Sometimes the meaning doesn't make sense with just those words...

Although it is written in English, there are patterns that are used as decorative elements in the design.
For example, as shown in the image below, the information board has "information" written in English, but it does not show in English what information can be obtained. It may have been used as a decoration.

Error example

The object word has not come after Information, and the content of the Announcement is written only in Japanese.

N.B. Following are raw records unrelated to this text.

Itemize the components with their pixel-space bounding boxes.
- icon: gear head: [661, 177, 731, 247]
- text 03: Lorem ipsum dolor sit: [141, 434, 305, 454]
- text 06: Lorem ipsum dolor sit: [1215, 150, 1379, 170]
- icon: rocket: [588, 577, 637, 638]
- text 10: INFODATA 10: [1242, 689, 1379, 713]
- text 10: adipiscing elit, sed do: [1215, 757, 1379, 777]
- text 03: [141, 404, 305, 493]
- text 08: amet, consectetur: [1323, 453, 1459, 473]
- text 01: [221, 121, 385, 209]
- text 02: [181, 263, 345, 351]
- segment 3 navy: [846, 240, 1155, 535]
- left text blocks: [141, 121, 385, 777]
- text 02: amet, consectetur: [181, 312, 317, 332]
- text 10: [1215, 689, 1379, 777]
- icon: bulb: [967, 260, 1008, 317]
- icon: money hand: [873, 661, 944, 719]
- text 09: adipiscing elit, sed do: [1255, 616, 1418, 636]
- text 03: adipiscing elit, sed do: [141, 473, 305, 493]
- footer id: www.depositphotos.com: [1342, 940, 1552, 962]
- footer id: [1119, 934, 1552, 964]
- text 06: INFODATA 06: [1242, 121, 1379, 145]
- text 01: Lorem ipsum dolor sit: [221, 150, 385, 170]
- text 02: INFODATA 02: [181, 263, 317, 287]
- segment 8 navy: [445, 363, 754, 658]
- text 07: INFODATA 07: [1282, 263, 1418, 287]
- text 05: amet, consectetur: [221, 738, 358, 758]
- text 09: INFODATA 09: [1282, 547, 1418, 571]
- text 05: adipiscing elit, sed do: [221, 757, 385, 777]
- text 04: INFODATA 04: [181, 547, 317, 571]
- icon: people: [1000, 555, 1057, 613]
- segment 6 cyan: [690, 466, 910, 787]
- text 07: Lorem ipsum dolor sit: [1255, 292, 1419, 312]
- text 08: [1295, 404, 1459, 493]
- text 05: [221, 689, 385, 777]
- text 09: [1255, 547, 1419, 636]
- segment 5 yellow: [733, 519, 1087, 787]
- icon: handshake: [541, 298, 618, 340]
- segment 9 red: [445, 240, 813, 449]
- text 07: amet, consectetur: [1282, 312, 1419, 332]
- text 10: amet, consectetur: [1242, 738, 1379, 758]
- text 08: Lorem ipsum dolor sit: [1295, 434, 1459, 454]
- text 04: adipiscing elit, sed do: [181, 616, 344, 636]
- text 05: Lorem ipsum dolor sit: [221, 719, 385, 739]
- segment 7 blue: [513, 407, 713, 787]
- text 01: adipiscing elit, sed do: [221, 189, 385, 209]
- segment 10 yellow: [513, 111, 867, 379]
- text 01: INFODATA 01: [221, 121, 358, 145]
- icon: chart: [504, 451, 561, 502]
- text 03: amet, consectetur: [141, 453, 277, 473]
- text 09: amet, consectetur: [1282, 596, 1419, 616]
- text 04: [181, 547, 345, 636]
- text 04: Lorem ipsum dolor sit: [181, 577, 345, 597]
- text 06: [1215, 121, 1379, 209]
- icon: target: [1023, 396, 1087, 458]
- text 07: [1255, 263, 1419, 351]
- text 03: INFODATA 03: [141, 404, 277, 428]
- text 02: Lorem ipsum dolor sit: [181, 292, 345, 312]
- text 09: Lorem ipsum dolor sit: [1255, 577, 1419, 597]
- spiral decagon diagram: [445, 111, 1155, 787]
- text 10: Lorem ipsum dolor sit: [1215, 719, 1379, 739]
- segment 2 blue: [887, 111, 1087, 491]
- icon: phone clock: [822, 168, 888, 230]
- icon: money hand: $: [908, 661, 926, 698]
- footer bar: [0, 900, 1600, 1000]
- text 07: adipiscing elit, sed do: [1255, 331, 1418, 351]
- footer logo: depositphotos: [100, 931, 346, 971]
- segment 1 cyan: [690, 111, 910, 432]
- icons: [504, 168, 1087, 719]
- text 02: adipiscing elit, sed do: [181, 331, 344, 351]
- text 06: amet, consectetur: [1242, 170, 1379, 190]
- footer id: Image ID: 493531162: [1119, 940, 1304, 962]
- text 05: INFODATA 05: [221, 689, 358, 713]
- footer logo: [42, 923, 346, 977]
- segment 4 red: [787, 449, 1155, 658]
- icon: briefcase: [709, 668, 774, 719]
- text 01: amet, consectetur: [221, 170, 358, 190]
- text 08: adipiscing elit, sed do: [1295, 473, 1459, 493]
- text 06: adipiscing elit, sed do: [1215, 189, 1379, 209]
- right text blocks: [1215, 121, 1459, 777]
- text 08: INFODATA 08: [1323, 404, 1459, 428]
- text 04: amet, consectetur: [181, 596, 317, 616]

It can be said that "information" is not intended to convey information in the first place, but to be decorated. In order to convey information, for example, it is necessary to omit the word "information" and describe as "Last trains of the day".

Correct example

In addition, in the case of words such as "Get" and "Let's", the role itself of the word is auxiliary, so if there is no verb or object such as "what" or "what" after that word, the meaning or intention Will not be transmitted.

Error example

In this way, write the information so that it makes sense even if you read only the English part.

Correct example

Are you using the correct grammar?

The strange English notation, represented by grammatical errors, is often a translator mistake. In fact, many foreigners are not good at spelling, so it is important for translators to choose carefully.
For example,

Error example

Is it a bicycle shop? It seems that you can actually try the bicycles lined up at the store, but you have to call by calling because there is no store clerk nearby.
The signboard says "TRY ME", but this is fine. The problem is the translated part of "Please give the staff Announcement when you try it."
Wrong: Please calling staff when you try this.
It makes sense to say "call" instead of "calling".
Tadashi: Please call staff when you try this.

Correct example

Next is the information I often see in the hotel room. The equipment notice is written in three Language, but the English part is incorrect.

Error example

"Blankets are equipment for the hotel. Please refrain from taking them home." is translated into English, but the correct notation is "belongs to" rather than "is belonging to."
Wrong: The blanket is belonging to Our hotel.
Tadashi: The blanket belongs to our hotel.

Correct example

Make sure you can communicate in English only!

As in this example, behind the fact that the English notation doesn't make sense is the cause of "using words in design decorations" and "incorrect translation".
When you take out only the English part of the information board, is it possible to convey the meaning and intention firmly? And is the grammar correct? Be careful and check it.